Germany’s Landmark Reform Package: 48-Month Fixed-Term Contracts, No Sick Note by Phone, and a New Wealth Tax Brewing
Veröffentlicht: 10.07.2026 um 08:05 Uhr, Redaktion boerse-global.de
Chancellor Friedrich Merz presented a 34-measure reform package to the Bundestag on Thursday, spanning labour market flexibility, pension overhaul, and bureaucracy reduction. But as the government projects modest economic growth — 0.5 percent in 2026 and 0.9 percent in 2027 — critics from both business and academia warn the changes could cost jobs and fail to deliver a genuine recovery.
The centrepiece of the labour-market reforms is a significant expansion of fixed-term employment without a specific reason. Under the new rules, such contracts can run for up to 48 months, with as many as six extensions allowed within that period. At the same time, dismissal protection for high earners would be scrapped — specifically for anyone earning more than €177,000 gross per year.
Sick leave rules are also being tightened. The option of a telephone-based sick note will be abolished, replaced by a mandatory requirement to obtain a medical certificate from the first day of illness. The Federation of German Industries (BDI) has welcomed that change, along with measures to ease the introduction of AI systems in companies and tax benefits for severance payments when workers change jobs quickly.
The pension component is being billed as the biggest overhaul in two decades, shifting toward greater reliance on capital-market-funded retirement savings. Despite the changes, social contributions are expected to remain at 43 percent, according to current calculations.
That stability has not quelled criticism. The BDI’s managing director, Tanja Gönner, defended the package on Friday against accusations of being “minimal consensus,” but conceded that it falls short of what would be needed for a comprehensive economic upswing. Her organisation is particularly unhappy that the government has not fully abolished the solidarity surcharge — a tax originally introduced after reunification. With relief measures totalling around €10 billion, the BDI says the package underwhelms.
Adding to business frustration, the government also plans a “wealth tax” that would introduce a top marginal income tax rate of 44 percent on earnings above €200,000. That move has drawn sharp criticism from employer associations.

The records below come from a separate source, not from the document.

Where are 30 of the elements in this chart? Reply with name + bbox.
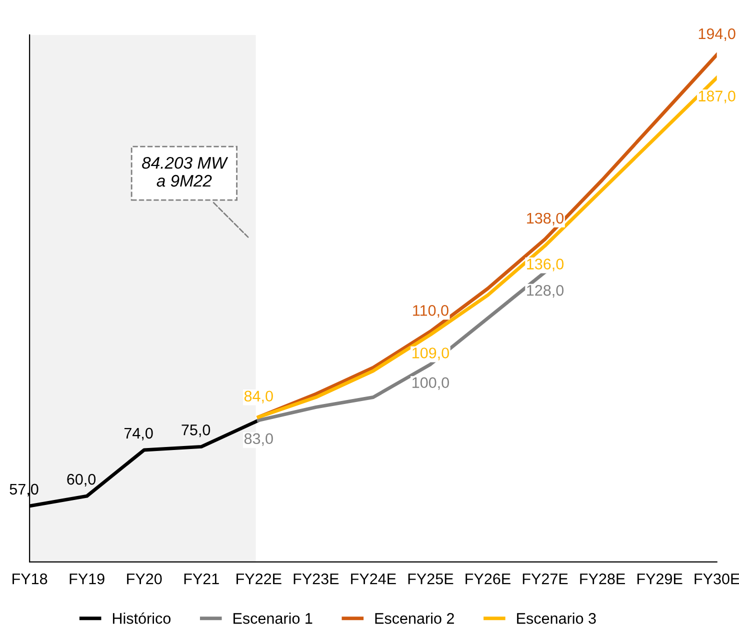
x-tick-label: FY26E — [466, 573, 510, 584]
data-label: 75,0 — [182, 424, 210, 438]
x-tick-label: FY20 — [127, 573, 162, 584]
x-tick-label: FY27E — [522, 573, 568, 584]
legend-label: Histórico — [112, 612, 171, 624]
data-label: 187,0 — [698, 90, 736, 104]
data-label: 194,0 — [698, 28, 736, 41]
data-label: 110,0 — [413, 305, 448, 318]
data-label: 109,0 — [412, 348, 449, 360]
legend-label: Escenario 3 — [517, 612, 596, 624]
x-tick-label: FY21 — [184, 573, 219, 584]
x-tick-label: FY25E — [408, 573, 454, 584]
data-label: 136,0 — [527, 258, 564, 272]
data-label: 60,0 — [67, 474, 96, 487]
data-label: 83,0 — [244, 433, 273, 446]
x-tick-label: FY24E — [351, 573, 396, 584]
data-label: 138,0 — [527, 212, 564, 226]
annotation: 84.203 MW a 9M22 — [142, 156, 228, 187]
data-label: 128,0 — [527, 285, 564, 298]
legend-label: Escenario 2 — [375, 612, 454, 624]
data-label: 74,0 — [124, 428, 153, 440]
legend-label: Escenario 1 — [234, 612, 312, 624]
x-tick-label: FY22E — [236, 573, 282, 584]
x-tick-label: FY28E — [580, 573, 625, 584]
x-tick-label: FY19 — [70, 573, 104, 584]
x-tick-label: FY18 — [12, 573, 48, 584]
x-tick-label: FY23E — [294, 573, 339, 584]
data-label: 84,0 — [244, 390, 273, 404]
data-label: 100,0 — [412, 377, 449, 390]
x-tick-label: FY29E — [637, 573, 682, 584]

Separate from the reform debate, a funding freeze for the Central Innovation Programme for Small and Medium-Sized Enterprises (ZIM) has stirred further anger. The government imposed the stop on 7 July, and according to the BDI’s deputy chief, Holger Lösch, it sends “the wrong signal for Germany as an innovation location.” The German Chamber of Commerce and Industry (DIHK) is demanding the freeze be reversed. New applications are not expected to be accepted before early 2027.
Economists remain divided over the overall impact. Researchers at the Ifo Institute praise the labour-market flexibility but lament the absence of a long-term strategy for cutting subsidies. Colleagues at the Institute for Macroeconomics and Business Cycle Research (IMK) strike a far more alarmist tone: they warn the pension reform, in its current form, could destroy up to 250,000 jobs and see no measurable growth effects.
The federal budget for the current year stands at €555 billion, with critics pointing to an increasing reliance on borrowing to finance the spending. The government, for its part, insists its growth forecasts are realistic, despite the gathering headwinds.